No 5 - La Banque / Die Bank sommaire    actuel    ‹‹‹    ›››
 
 
Ma banque
Alban Lefranc
Photo: Nicolas Jambin

Regarde moi ne cesse pas de me regarder toi ma femme que j'adore en toutes les saisons à toutes les heures du jour par tous les matins mais au milieu de la nuit surtout, ne cesse pas d'être à moi avec tous tes yeux allumés pour moi seul et que personne d'autre que moi ne sait regarder, contemple sans colère ma petitesse ma nullité mon inexistence auprès de ton corps immense qui luit ce soir où je pense à toi, et à tous les matins et à toutes les aubes et à toutes les journées que j'ai passées sous tes yeux, et à ce que nous fûmes une fois l'un pour l'autre.

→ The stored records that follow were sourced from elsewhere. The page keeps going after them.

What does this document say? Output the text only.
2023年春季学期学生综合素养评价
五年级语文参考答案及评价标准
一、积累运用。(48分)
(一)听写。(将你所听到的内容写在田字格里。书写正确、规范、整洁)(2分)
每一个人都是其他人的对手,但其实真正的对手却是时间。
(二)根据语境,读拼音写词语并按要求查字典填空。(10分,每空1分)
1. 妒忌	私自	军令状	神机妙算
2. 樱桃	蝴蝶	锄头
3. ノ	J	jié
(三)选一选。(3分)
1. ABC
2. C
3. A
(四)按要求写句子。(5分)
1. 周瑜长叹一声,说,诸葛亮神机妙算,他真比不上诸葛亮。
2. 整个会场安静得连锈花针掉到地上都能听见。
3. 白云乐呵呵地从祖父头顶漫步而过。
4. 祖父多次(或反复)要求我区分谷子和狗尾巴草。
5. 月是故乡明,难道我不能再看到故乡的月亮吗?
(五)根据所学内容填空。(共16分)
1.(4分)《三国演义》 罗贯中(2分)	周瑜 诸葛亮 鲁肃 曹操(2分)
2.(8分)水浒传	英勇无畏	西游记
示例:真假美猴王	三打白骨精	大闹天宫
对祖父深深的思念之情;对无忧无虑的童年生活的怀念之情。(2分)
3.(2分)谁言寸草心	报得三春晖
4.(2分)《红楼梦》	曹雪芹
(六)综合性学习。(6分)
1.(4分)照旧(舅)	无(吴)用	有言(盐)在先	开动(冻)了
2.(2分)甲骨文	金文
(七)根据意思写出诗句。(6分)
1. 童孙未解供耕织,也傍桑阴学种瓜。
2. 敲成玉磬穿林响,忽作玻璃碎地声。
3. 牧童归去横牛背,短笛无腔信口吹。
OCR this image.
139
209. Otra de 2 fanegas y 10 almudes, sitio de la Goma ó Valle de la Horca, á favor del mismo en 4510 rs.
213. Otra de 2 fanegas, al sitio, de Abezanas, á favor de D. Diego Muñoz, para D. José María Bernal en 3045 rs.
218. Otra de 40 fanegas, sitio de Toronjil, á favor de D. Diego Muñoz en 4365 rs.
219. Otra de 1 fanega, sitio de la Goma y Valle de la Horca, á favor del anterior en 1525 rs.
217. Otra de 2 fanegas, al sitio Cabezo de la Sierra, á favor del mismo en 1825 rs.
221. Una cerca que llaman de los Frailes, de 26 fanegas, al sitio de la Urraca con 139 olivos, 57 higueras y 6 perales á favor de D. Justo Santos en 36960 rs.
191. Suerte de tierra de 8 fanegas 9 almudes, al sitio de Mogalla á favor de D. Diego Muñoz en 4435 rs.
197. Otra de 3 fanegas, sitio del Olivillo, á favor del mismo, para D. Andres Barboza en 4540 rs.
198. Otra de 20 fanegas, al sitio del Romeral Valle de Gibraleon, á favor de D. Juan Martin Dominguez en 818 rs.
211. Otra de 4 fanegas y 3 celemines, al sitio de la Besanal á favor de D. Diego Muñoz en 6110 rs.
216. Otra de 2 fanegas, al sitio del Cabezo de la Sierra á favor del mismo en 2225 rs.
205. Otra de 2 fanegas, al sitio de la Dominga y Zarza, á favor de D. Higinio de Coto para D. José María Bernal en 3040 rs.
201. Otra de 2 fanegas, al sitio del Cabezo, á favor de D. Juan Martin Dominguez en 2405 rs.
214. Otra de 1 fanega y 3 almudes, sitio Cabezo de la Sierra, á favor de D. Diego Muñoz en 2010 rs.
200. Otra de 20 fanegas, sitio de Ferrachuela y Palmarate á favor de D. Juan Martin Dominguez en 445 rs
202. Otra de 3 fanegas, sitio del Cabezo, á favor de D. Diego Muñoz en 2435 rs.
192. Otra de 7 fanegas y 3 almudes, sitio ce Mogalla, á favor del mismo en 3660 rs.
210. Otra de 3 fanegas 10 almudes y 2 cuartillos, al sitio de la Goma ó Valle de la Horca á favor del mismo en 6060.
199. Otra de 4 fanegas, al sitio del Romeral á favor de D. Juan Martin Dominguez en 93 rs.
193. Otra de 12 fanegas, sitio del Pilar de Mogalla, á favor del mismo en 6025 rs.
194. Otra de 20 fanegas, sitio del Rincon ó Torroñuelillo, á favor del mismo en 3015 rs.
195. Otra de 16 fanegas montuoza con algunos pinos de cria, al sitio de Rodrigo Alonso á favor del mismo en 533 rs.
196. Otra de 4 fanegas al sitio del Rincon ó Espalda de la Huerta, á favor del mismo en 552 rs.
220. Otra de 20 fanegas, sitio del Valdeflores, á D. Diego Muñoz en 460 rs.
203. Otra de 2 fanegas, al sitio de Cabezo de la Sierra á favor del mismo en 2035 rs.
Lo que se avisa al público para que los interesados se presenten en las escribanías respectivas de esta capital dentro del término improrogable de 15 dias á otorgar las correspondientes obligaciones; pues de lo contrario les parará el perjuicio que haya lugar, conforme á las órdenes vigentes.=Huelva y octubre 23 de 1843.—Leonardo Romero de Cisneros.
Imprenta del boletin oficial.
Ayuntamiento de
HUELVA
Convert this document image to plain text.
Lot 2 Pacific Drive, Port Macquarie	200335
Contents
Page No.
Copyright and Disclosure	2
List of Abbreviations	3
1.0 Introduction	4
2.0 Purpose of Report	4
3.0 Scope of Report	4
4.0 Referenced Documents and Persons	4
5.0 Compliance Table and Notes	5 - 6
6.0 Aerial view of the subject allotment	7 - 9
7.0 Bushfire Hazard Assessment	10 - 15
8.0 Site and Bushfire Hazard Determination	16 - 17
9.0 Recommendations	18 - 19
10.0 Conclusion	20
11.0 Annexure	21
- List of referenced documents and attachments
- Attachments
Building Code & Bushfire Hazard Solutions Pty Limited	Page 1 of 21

Oh ton grand corps adoré qui fait un seul trou dans la nuit !

Oh tes arêtes sévères où je voudrais rouler de haut en bas en riant et en secouant la tête, oh mon sang que je voudrais répandre sur toutes tes fenêtres, oh tous les liquides que je te réserve !

Laisse moi faire le tour en courant de tes quatre points cardinaux, laisse moi te pénétrer par toutes tes sorties, laisse moi frotter mon visage contre tes flancs !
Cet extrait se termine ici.